Это же танго звучит и тогда, когда увели Ивана и Нюрка осталась одна. Два роскошных кавалера — в белых фраках, но в защитных галифе и в армейских сапогах — перекидывают ее под звуки музыки из рук в руки, как неживую. Вот оно — олицетворение системы, для которой человек винтик или щепка. Ход открытый, лобовой и именно благодаря своей открытости сильно действующий.

Нюрка, покинутая, распластавшаяся, почти распятая на досках забора, — логическое завершение трагической линии, постепенно нараставшей через весь спектакль на сатирическом фоне. И трагический пафос в конце концов оказался, как мне думается, сильнее и значительнее пафоса сатирического. Хотя фабульно спектакль завершается, как и положено, тем эпизодом, когда Кузьма Гладышев, выйдя поутру на поле боя, обнаружил убитого мерина по кличке Осоавиахим и под копытом у него записку: «В случае моей смерти прошу считать меня коммунистом». Этот финал вызвал в свое время много волнений и споров. Сегодня они уже перестали быть актуальными, так как имели, главным образом, узко идеологический характер. Однако эстетическая проблема осталась. Спектакль (и, в частности, финал) дает возможность поразмышлять над природой трагикомического. Впрочем, это предмет отдельного разговора. А в заключение следует вспомнить, что трагикомическое всегда присутствует в сатире. Только присутствует как бы поверх внешне выраженного действия, в той авторской позиции, в тех «невидимых миру слезах», которые ничего не стоит не заметить, если замечать не хочется.

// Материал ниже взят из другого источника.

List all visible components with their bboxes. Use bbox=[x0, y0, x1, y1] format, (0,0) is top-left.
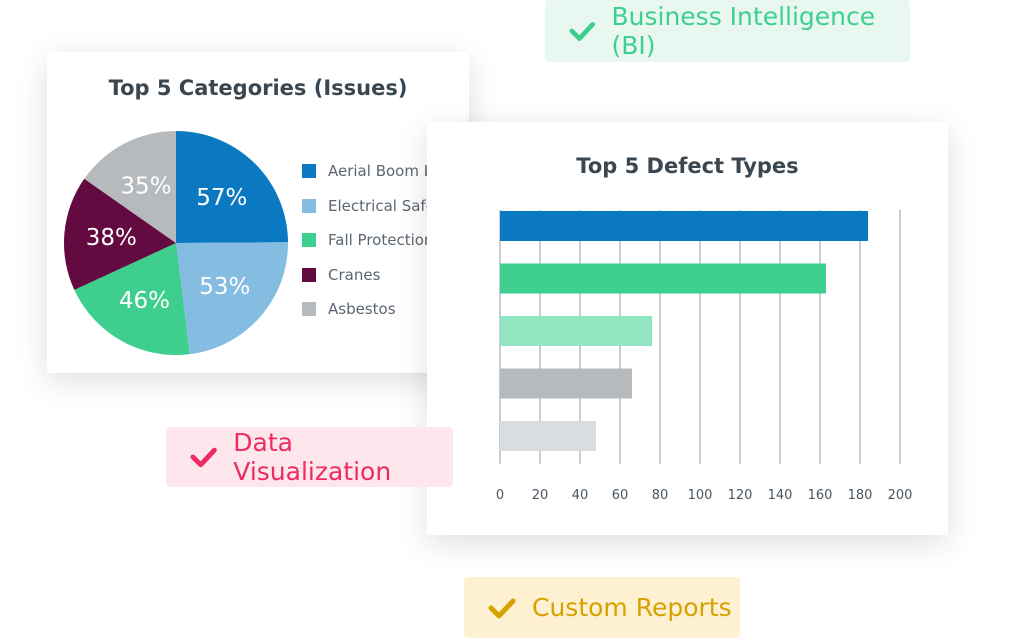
pie-slice-0 bbox=[176, 131, 288, 243]
pie-slice-4 bbox=[84, 131, 176, 243]
pie-slice-label: 57% bbox=[196, 185, 247, 211]
legend-label: Cranes bbox=[328, 265, 381, 284]
x-tick-label: 100 bbox=[688, 488, 713, 503]
pie-slice-2 bbox=[74, 243, 190, 355]
badge-label: Custom Reports bbox=[532, 593, 732, 622]
pie-slice-label: 38% bbox=[86, 225, 137, 251]
legend-label: Fall Protection bbox=[328, 231, 434, 250]
x-tick-label: 160 bbox=[808, 488, 833, 503]
legend-swatch bbox=[302, 302, 316, 317]
x-tick-label: 20 bbox=[532, 488, 549, 503]
legend-label: Asbestos bbox=[328, 300, 396, 319]
pie-chart: 57% 53% 46% 38% 35% bbox=[63, 131, 288, 355]
pie-slice-label: 46% bbox=[119, 288, 170, 314]
x-tick-label: 80 bbox=[652, 488, 669, 503]
x-tick-label: 140 bbox=[768, 488, 793, 503]
badge-label: Data Visualization bbox=[233, 428, 392, 486]
pie-slice-label: 35% bbox=[120, 173, 171, 199]
x-tick-label: 60 bbox=[612, 488, 629, 503]
pie-chart-title: Top 5 Categories (Issues) bbox=[108, 76, 408, 100]
x-tick-label: 40 bbox=[572, 488, 589, 503]
legend-item: Aerial Boom Lifts bbox=[302, 154, 455, 189]
badge-custom-reports: Custom Reports bbox=[464, 577, 740, 638]
bar-1 bbox=[500, 263, 826, 294]
x-tick-label: 0 bbox=[496, 488, 504, 503]
x-tick-label: 200 bbox=[888, 488, 913, 503]
legend-item: Fall Protection bbox=[302, 223, 455, 258]
x-tick-label: 180 bbox=[848, 488, 873, 503]
badge-label: Business Intelligence (BI) bbox=[611, 2, 876, 60]
check-icon bbox=[488, 598, 516, 618]
legend-swatch bbox=[302, 164, 316, 179]
x-tick-label: 120 bbox=[728, 488, 753, 503]
check-icon bbox=[190, 447, 217, 468]
pie-chart-card: Top 5 Categories (Issues) 57% 53% 46% 38% 35… bbox=[47, 52, 469, 373]
bar-2 bbox=[500, 316, 652, 346]
pie-slice-3 bbox=[63, 178, 176, 290]
bar-0 bbox=[500, 211, 868, 241]
legend-swatch bbox=[302, 198, 316, 213]
legend-swatch bbox=[302, 233, 316, 248]
badge-business-intelligence: Business Intelligence (BI) bbox=[545, 0, 910, 62]
legend-item: Electrical Safety bbox=[302, 189, 455, 224]
badge-data-visualization: Data Visualization bbox=[166, 427, 453, 487]
pie-slice-1 bbox=[176, 242, 288, 355]
pie-slice-label: 53% bbox=[199, 274, 250, 300]
legend-swatch bbox=[302, 267, 316, 282]
legend-item: Cranes bbox=[302, 258, 455, 293]
bar-4 bbox=[500, 421, 596, 451]
bar-chart: 0 20 40 60 80 100 120 140 160 180 200 bbox=[496, 210, 913, 503]
bar-3 bbox=[500, 368, 632, 399]
bar-chart-title: Top 5 Defect Types bbox=[576, 154, 799, 178]
legend-label: Electrical Safety bbox=[328, 196, 450, 215]
legend-label: Aerial Boom Lifts bbox=[328, 162, 455, 181]
pie-legend: Aerial Boom Lifts Electrical Safety Fall P… bbox=[302, 154, 455, 327]
check-icon bbox=[569, 22, 596, 41]
legend-item: Asbestos bbox=[302, 292, 455, 327]
bar-chart-card: Top 5 Defect Types 0 20 40 60 80 100 120 140 160… bbox=[427, 122, 948, 535]
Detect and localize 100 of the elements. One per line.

Театр, не пожертвовав ни единой крупицей авторского смеха, акцентировал его горечь, обнажил скрытый в романе второй план. И этим спектакль, безусловно, интересен — и сам по себе, как самостоятельное художественное явление, и с академической точки зрения — как вариант интерпретации романа.

Сочинение! Обязательно сохрани - » Проблемы интерпретации Александр Буклеев в роли Чонкина . Потом не будешь искать!